Bruno se tut. Son café était terminé depuis longtemps, il était quatre heures du matin et il n'y avait aucun activiste viennois dans la salle. De fait Hermann Nitsch croupissait actuellement dans une prison autrichienne, incarcéré pour viol de mineure. Cet homme avait déjà dépassé la soixantaine, on pouvait espérer un décès rapide; ainsi, une source de mal se trouverait éliminée dans le monde. Il n'y avait aucune raison de s'énerver à ce point. Tout était calme, maintenant; un serveur isolé circulait entre les tables. Ils étaient pour le moment les seuls clients, mais la brasserie restait ouverte 24 heures sur 24, c'était inscrit en devanture, répété sur les menus, c'était pratiquement une obligation contractuelle. «Ils vont pas faire chier, ces pédés» observa machinalement Bruno. Une vie humaine dans nos sociétés contemporaines passe nécessairement par une ou plusieurs périodes de crise, de forte remise en question personnelle. Il est par conséquent normal d'avoir accès, dans le centre-ville d'une grande capitale européenne, à au moins un établissement ouvert toute la nuit. Il commanda un bavarois aux framboises et deux verres de kirsch. Christiane avait écouté son récit avec attention; son silence avait quelque chose de douloureux. Il fallait maintenant revenir aux plaisirs simples.

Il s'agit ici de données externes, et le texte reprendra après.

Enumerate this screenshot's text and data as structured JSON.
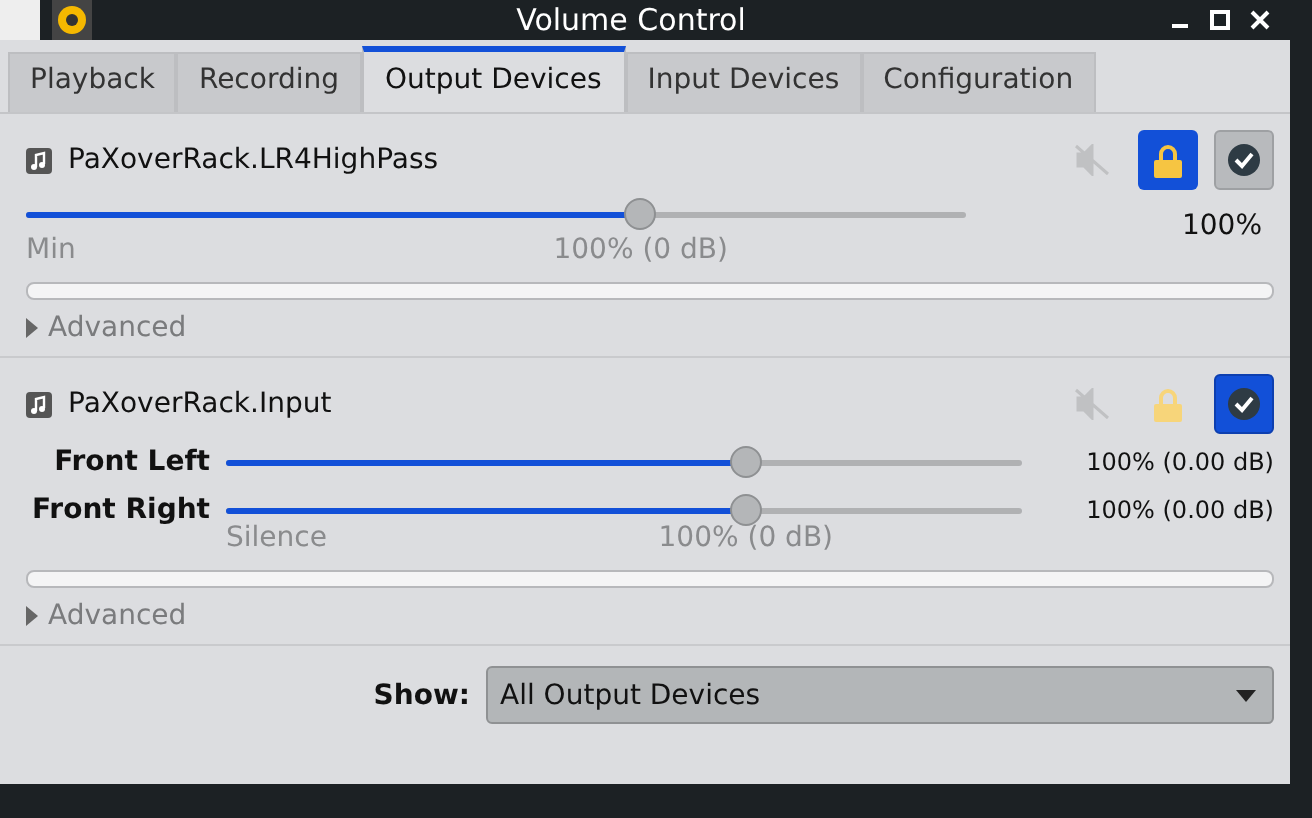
{
  "window": {
    "title": "Volume Control"
  },
  "tabs": [
    {
      "label": "Playback",
      "selected": false
    },
    {
      "label": "Recording",
      "selected": false
    },
    {
      "label": "Output Devices",
      "selected": true
    },
    {
      "label": "Input Devices",
      "selected": false
    },
    {
      "label": "Configuration",
      "selected": false
    }
  ],
  "devices": [
    {
      "kind": "merged",
      "name": "PaXoverRack.LR4HighPass",
      "muted": false,
      "locked": true,
      "default": false,
      "reading": "100%",
      "scale": {
        "min": "Min",
        "mark": "100% (0 dB)"
      },
      "channels": [
        {
          "level": 0.654
        }
      ],
      "advanced": {
        "label": "Advanced",
        "expanded": false
      }
    },
    {
      "kind": "split",
      "name": "PaXoverRack.Input",
      "muted": false,
      "locked": false,
      "default": true,
      "scale": {
        "min": "Silence",
        "mark": "100% (0 dB)"
      },
      "channels": [
        {
          "label": "Front Left",
          "level": 0.653,
          "reading": "100% (0.00 dB)"
        },
        {
          "label": "Front Right",
          "level": 0.653,
          "reading": "100% (0.00 dB)"
        }
      ],
      "advanced": {
        "label": "Advanced",
        "expanded": false
      }
    }
  ],
  "show": {
    "label": "Show:",
    "value": "All Output Devices"
  }
}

16 Pour une esthétique de la bonne volonté
«Dès que l'aurore a paru, les jeunes filles vont cueillir des roses. Un courant d'intelligence parcourt les vallons, les capitales, secourt l'intelligence des poètes les plus enthousiastes, laisse tomber des protections pour les berceaux, des couronnes pour la jeunesse, des croyances à l'immortalité pour les vieillards.»
(Lautréamont - Poésies II)
Les individus que Bruno eut l'occasion de fréquenter au cours de sa vie étaient pour la plupart exclusivement mus par la recherche du plaisir - si bien entendu on inclut dans la notion de plaisir les gratifications d'ordre narcissique, si liées à l'estime ou à l'admiration d'autrui. Ainsi se mettaient en place différentes stratégies, qualifiées de vies humaines.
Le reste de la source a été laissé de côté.